2008 Grant Award - Laura J. Mauro, Ph.D.
Role of Skeletal Hormones in Adipocyte Differentiation and Function
A paradigm shift in our understanding of metabolic regulation has occurred with the discovery that the skeleton can serve as an endocrine organ capable of modulating glucose metabolism and energy balance. Osteoblasts, the bone-forming cells of the skeleton, are the primary source of a novel skeletal hormone recently identified as osteocalcin. When osteoblasts are engineered to express the bioactive form of osteocalcin called uncarboxylated osteocalcin (uOcn), transgenic mice expressing these cells exhibit lean body mass, hyperinsulinemia, and enhanced insulin sensitivity. At present, the actions of uOcn on adipose tissue have not been characterized. The goal of this proposal is to determine the direct effects of this skeletal hormone on adipocytes by pursuing two specific aims.
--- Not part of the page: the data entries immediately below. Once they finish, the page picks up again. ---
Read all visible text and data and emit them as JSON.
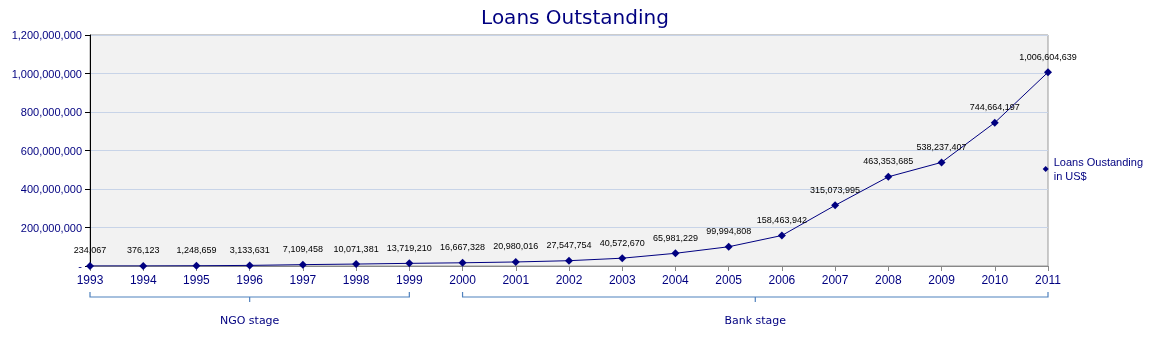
{
  "chart_data": {
    "type": "line",
    "title": "Loans Outstanding",
    "categories": [
      "1993",
      "1994",
      "1995",
      "1996",
      "1997",
      "1998",
      "1999",
      "2000",
      "2001",
      "2002",
      "2003",
      "2004",
      "2005",
      "2006",
      "2007",
      "2008",
      "2009",
      "2010",
      "2011"
    ],
    "series": [
      {
        "name": "Loans Oustanding in US$",
        "color": "#000080",
        "values": [
          234067,
          376123,
          1248659,
          3133631,
          7109458,
          10071381,
          13719210,
          16667328,
          20980016,
          27547754,
          40572670,
          65981229,
          99994808,
          158463942,
          315073995,
          463353685,
          538237407,
          744664197,
          1006604639
        ]
      }
    ],
    "ylim": [
      0,
      1200000000
    ],
    "yticks": [
      {
        "value": 0,
        "label": "-"
      },
      {
        "value": 200000000,
        "label": "200,000,000"
      },
      {
        "value": 400000000,
        "label": "400,000,000"
      },
      {
        "value": 600000000,
        "label": "600,000,000"
      },
      {
        "value": 800000000,
        "label": "800,000,000"
      },
      {
        "value": 1000000000,
        "label": "1,000,000,000"
      },
      {
        "value": 1200000000,
        "label": "1,200,000,000"
      }
    ],
    "annotations": [
      "NGO stage",
      "Bank stage"
    ],
    "value_labels": [
      "234,067",
      "376,123",
      "1,248,659",
      "3,133,631",
      "7,109,458",
      "10,071,381",
      "13,719,210",
      "16,667,328",
      "20,980,016",
      "27,547,754",
      "40,572,670",
      "65,981,229",
      "99,994,808",
      "158,463,942",
      "315,073,995",
      "463,353,685",
      "538,237,407",
      "744,664,197",
      "1,006,604,639"
    ],
    "grid": "y",
    "legend": "right",
    "marker": "diamond",
    "line_style": "solid"
  }
}
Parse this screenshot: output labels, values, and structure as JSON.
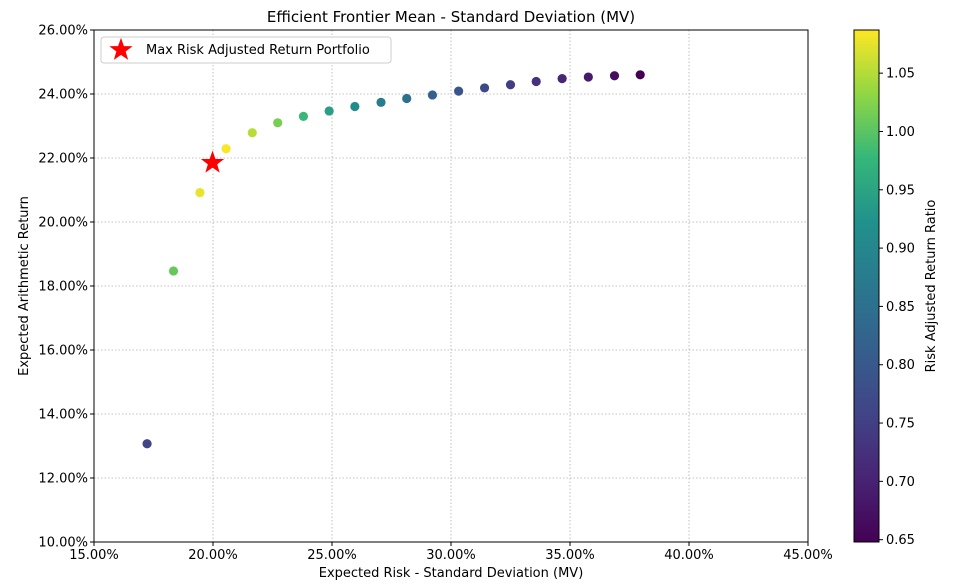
{
  "chart_data": {
    "type": "scatter",
    "title": "Efficient Frontier Mean - Standard Deviation (MV)",
    "xlabel": "Expected Risk - Standard Deviation (MV)",
    "ylabel": "Expected Arithmetic Return",
    "xlim": [
      0.15,
      0.45
    ],
    "ylim": [
      0.1,
      0.26
    ],
    "x_ticks": [
      0.15,
      0.2,
      0.25,
      0.3,
      0.35,
      0.4,
      0.45
    ],
    "x_tick_labels": [
      "15.00%",
      "20.00%",
      "25.00%",
      "30.00%",
      "35.00%",
      "40.00%",
      "45.00%"
    ],
    "y_ticks": [
      0.1,
      0.12,
      0.14,
      0.16,
      0.18,
      0.2,
      0.22,
      0.24,
      0.26
    ],
    "y_tick_labels": [
      "10.00%",
      "12.00%",
      "14.00%",
      "16.00%",
      "18.00%",
      "20.00%",
      "22.00%",
      "24.00%",
      "26.00%"
    ],
    "grid": true,
    "colorbar": {
      "label": "Risk Adjusted Return Ratio",
      "range": [
        0.648,
        1.087
      ],
      "ticks": [
        0.65,
        0.7,
        0.75,
        0.8,
        0.85,
        0.9,
        0.95,
        1.0,
        1.05
      ],
      "tick_labels": [
        "0.65",
        "0.70",
        "0.75",
        "0.80",
        "0.85",
        "0.90",
        "0.95",
        "1.00",
        "1.05"
      ],
      "colormap": "viridis"
    },
    "series": [
      {
        "points": [
          {
            "x": 0.1723,
            "y": 0.1307,
            "c": 0.759
          },
          {
            "x": 0.1834,
            "y": 0.1847,
            "c": 1.007
          },
          {
            "x": 0.1945,
            "y": 0.2092,
            "c": 1.076
          },
          {
            "x": 0.2055,
            "y": 0.2229,
            "c": 1.085
          },
          {
            "x": 0.2165,
            "y": 0.2279,
            "c": 1.053
          },
          {
            "x": 0.2272,
            "y": 0.231,
            "c": 1.017
          },
          {
            "x": 0.238,
            "y": 0.233,
            "c": 0.979
          },
          {
            "x": 0.2488,
            "y": 0.2347,
            "c": 0.943
          },
          {
            "x": 0.2596,
            "y": 0.2361,
            "c": 0.909
          },
          {
            "x": 0.2706,
            "y": 0.2374,
            "c": 0.877
          },
          {
            "x": 0.2814,
            "y": 0.2386,
            "c": 0.848
          },
          {
            "x": 0.2922,
            "y": 0.2397,
            "c": 0.82
          },
          {
            "x": 0.3032,
            "y": 0.2409,
            "c": 0.795
          },
          {
            "x": 0.3141,
            "y": 0.2419,
            "c": 0.77
          },
          {
            "x": 0.325,
            "y": 0.2429,
            "c": 0.747
          },
          {
            "x": 0.3358,
            "y": 0.2439,
            "c": 0.726
          },
          {
            "x": 0.3467,
            "y": 0.2448,
            "c": 0.706
          },
          {
            "x": 0.3577,
            "y": 0.2453,
            "c": 0.686
          },
          {
            "x": 0.3687,
            "y": 0.2457,
            "c": 0.666
          },
          {
            "x": 0.3795,
            "y": 0.246,
            "c": 0.648
          }
        ]
      }
    ],
    "highlight": {
      "name": "Max Risk Adjusted Return Portfolio",
      "x": 0.1998,
      "y": 0.2185,
      "marker": "star",
      "color": "#ff0000"
    },
    "legend": {
      "placement": "top-left",
      "entries": [
        "Max Risk Adjusted Return Portfolio"
      ]
    }
  }
}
In our first specific aim, we will test the hypothesis that uOcn can modulate adipocyte differentiation, utilizing the 3T3-L1 preadipocytes. We will treat these cells with uOcn during differentiation and monitor the expression of critical adipocyte-specific genes. These studies will define the actions of this hormone in inhibiting the progression from preadipocyte to mature adipocyte. In our second specific aim, we will test the hypothesis that uOcn can also regulate the metabolism of mature adipocytes. The ability of differentiated 3T3-L1 adipocytes to undergo cAMP-stimulated lipolysis and insulin-stimulated glucose transport will be examined following exposure to uOcn. In addition, the activation of insulin signaling pathways in these pretreated cells will be determined, these studies will show that uOcn can inhibit lipolysis and enhance responsiveness to insulin stimulation. This proposed research project will clarify the role of this novel skeletal hormone in modulating adipogenesis and adipocyte function. In addition, it will provide the foundation for future studies to establish the signaling mechanisms activated by uOcn in adipose and other tissues that will ultimately control energy balance. Our result will aid in the development of new therapeutics for treatment of serious metabolic disorders such as diabetes mellitus and obesity.